Deploying to Production

For Development & Testing

Build and install to a connected Android device:

npx expo run:android

For Production Release

  1. Commit and push your code to GitHub:
     git add .
     git commit -m "Your changes"
     git push origin main
    
  2. Build the Android App Bundle via EAS:
     npx eas build --platform android --profile production
    
  3. Build the iOS app via EAS:
     npx eas build --platform ios --profile production
    
  4. Download the .aab or .ipa file from the build output (saved to ~/Downloads/) and verify it does not contain raw image-processing assets:
     npm run verify:dist -- ~/Downloads/your-build.aab
     npm run verify:dist -- ~/Downloads/your-build.ipa
    
  5. Upload the verified Android App Bundle manually in Google Play Console.

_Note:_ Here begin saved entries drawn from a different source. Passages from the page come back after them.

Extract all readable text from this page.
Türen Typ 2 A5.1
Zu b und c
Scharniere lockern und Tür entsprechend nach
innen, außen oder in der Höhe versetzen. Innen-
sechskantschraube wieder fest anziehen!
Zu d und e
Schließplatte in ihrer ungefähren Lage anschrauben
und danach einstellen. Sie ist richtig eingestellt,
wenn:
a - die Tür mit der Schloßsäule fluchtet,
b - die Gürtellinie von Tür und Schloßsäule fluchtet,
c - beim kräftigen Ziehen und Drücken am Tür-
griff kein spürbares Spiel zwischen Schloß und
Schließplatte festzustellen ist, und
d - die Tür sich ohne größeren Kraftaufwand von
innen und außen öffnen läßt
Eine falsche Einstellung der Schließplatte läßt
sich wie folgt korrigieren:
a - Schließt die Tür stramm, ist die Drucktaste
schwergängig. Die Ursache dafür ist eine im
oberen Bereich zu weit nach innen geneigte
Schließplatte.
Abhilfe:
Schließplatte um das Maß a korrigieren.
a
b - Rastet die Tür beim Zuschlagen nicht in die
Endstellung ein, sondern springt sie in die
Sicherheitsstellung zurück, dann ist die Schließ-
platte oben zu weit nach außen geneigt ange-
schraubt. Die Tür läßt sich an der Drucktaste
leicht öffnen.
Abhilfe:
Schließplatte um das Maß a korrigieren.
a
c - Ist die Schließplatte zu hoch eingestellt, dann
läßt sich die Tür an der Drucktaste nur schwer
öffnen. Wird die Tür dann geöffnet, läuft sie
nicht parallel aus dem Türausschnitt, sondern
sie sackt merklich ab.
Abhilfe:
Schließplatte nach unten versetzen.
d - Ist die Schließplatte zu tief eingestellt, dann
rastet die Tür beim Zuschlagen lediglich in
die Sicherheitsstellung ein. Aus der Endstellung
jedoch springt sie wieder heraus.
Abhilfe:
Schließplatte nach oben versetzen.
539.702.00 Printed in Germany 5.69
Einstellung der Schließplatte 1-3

  6. Submit the verified iOS app to App Store Connect using EAS Submit:
     npx eas submit --platform ios --path ~/Downloads/your-build.ipa
    

    If you want EAS to prompt you to choose a recent build instead, you can run:

     npx eas submit --platform ios
    

Note: EAS Build pulls your code from GitHub, so make sure all changes are pushed before building.

License

Made with love. Feel free to use this as inspiration for your own family projects.